For backward compatibility: re2 won't automatically convert string inputs to the right encoding so this is the responsibility of the caller, e.g.

# By default, RE2 will process patterns and text as UTF-8
RE2(non_utf8_pattern.encode("UTF-8")).match(non_utf8_text.encode("UTF-8"))

# If the :utf8 option is false, RE2 will process patterns and text as ISO-8859-1
RE2(non_latin1_pattern.encode("ISO-8859-1"), :utf8 => false).match(non_latin1_text.encode("ISO-8859-1"))

Features

  • Pre-compiling regular expressions with RE2::Regexp.new(re), RE2::Regexp.compile(re) or RE2(re) (including specifying options, e.g. RE2::Regexp.new("pattern", :case_sensitive => false)

  • Extracting matches with re2.match(text) (and an exact number of submatches with re2.match(text, number_of_submatches) such as re2.match("123-234", 2))

  • Extracting matches by name (both with strings and symbols)

  • Checking for matches with re2 =~ text, re2 === text (for use in case statements) and re2 !~ text

  • Incrementally scanning text with re2.scan(text)

  • Search a collection of patterns simultaneously with RE2::Set

  • Checking regular expression compilation with re2.ok?, re2.error and re2.error_arg

  • Checking regular expression "cost" with re2.program_size

  • Checking the options for an expression with re2.options or individually with re2.case_sensitive?

  • Performing a single string replacement with pattern.replace(replacement, original)

  • Performing a global string replacement with pattern.replace_all(replacement, original)

  • Escaping regular expressions with RE2.escape(unquoted) and RE2.quote(unquoted)
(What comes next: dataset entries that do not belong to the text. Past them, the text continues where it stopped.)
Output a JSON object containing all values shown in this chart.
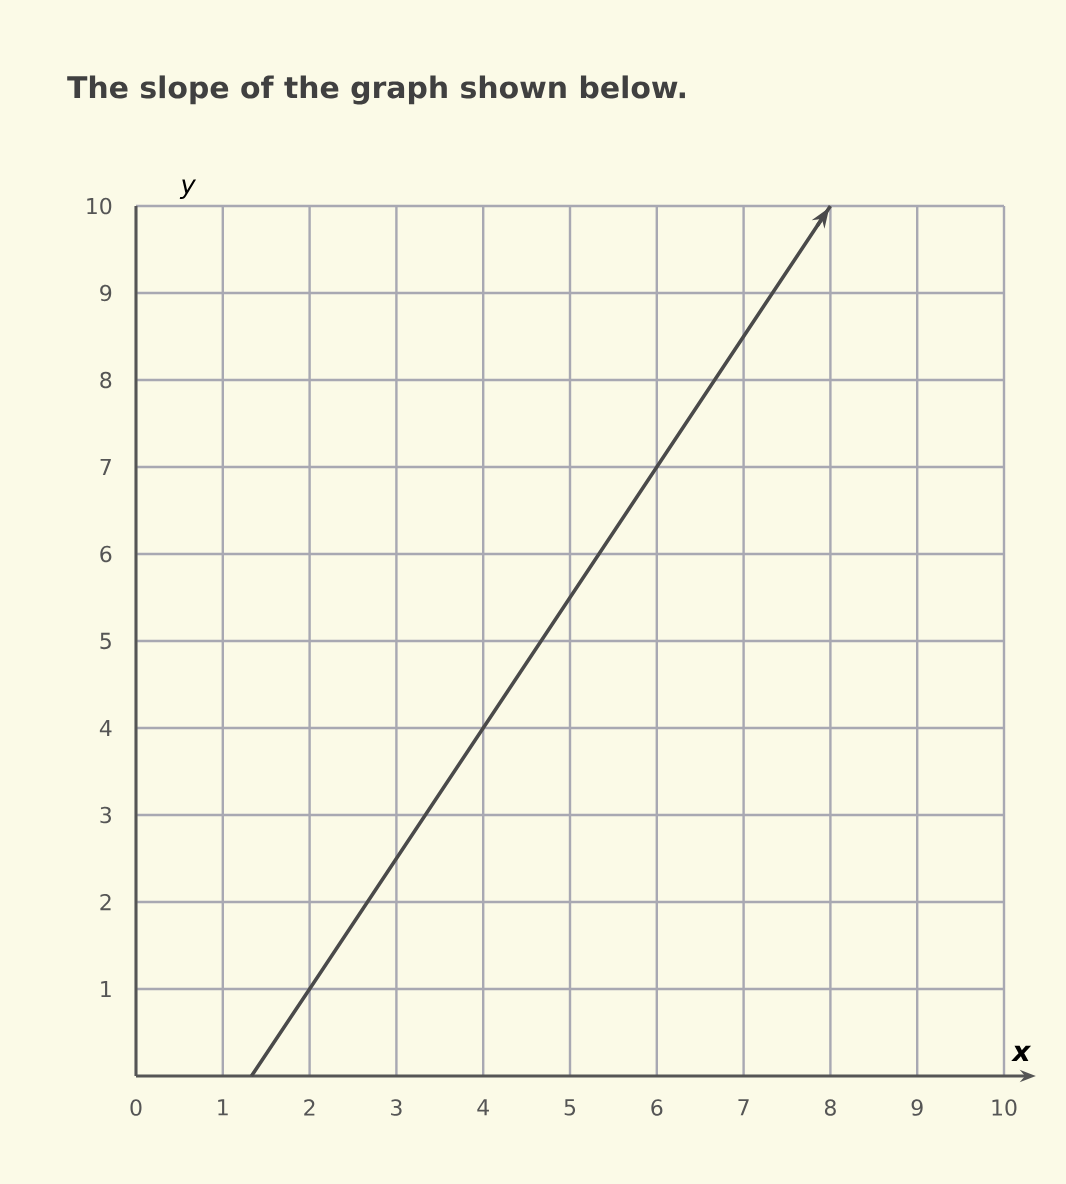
{
  "chart_data": {
    "type": "line",
    "title": "The slope of the graph shown below.",
    "xlabel": "x",
    "ylabel": "y",
    "x": [
      1.33,
      2,
      4,
      6,
      8
    ],
    "series": [
      {
        "color": "#4a4a4a",
        "values": [
          0,
          1,
          4,
          7,
          10
        ]
      }
    ],
    "xlim": [
      0,
      10
    ],
    "ylim": [
      0,
      10
    ],
    "xticks": [
      0,
      1,
      2,
      3,
      4,
      5,
      6,
      7,
      8,
      9,
      10
    ],
    "yticks": [
      1,
      2,
      3,
      4,
      5,
      6,
      7,
      8,
      9,
      10
    ],
    "grid": true,
    "marker": "none",
    "line_style": "solid"
  }
}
  • Pattern matching with RE2::MatchData

Contributions

  • Thanks to Jason Woods who contributed the original implementations of RE2::MatchData#begin and RE2::MatchData#end.
  • Thanks to Stefano Rivera who first contributed C++11 support.
  • Thanks to Stan Hu for reporting a bug with empty patterns and RE2::Regexp#scan, contributing support for libre2.11 (2023-07-01) and for vendoring RE2 and abseil and compiling native gems in 2.0.
  • Thanks to Sebastian Reitenbach for reporting the deprecation and removal of the utf8 encoding option in RE2.
  • Thanks to Sergio Medina for reporting a bug when using RE2::Scanner#scan with an invalid regular expression.
  • Thanks to Pritam Baral for contributing the initial support for RE2::Set.
  • Thanks to Mike Dalessio for reviewing the precompilation of native gems in 2.0.
  • Thanks to Peter Zhu for ruby_memcheck and helping find the memory leaks fixed in 2.1.3.
  • Thanks to Jean Boussier for contributing the switch to Ruby's TypedData API and the resulting garbage collection improvements in 2.4.0.

Contact

All issues and suggestions should go to GitHub Issues.

License

This library is licensed under the BSD 3-Clause License, see LICENSE.txt.

Dependencies

The source code of RE2 is distributed in the ruby platform gem. This code is licensed under the BSD 3-Clause License, see LICENSE-DEPENDENCIES.txt.

The source code of Abseil is distributed in the ruby platform gem. This code is licensed under the Apache License 2.0, see LICENSE-DEPENDENCIES.txt.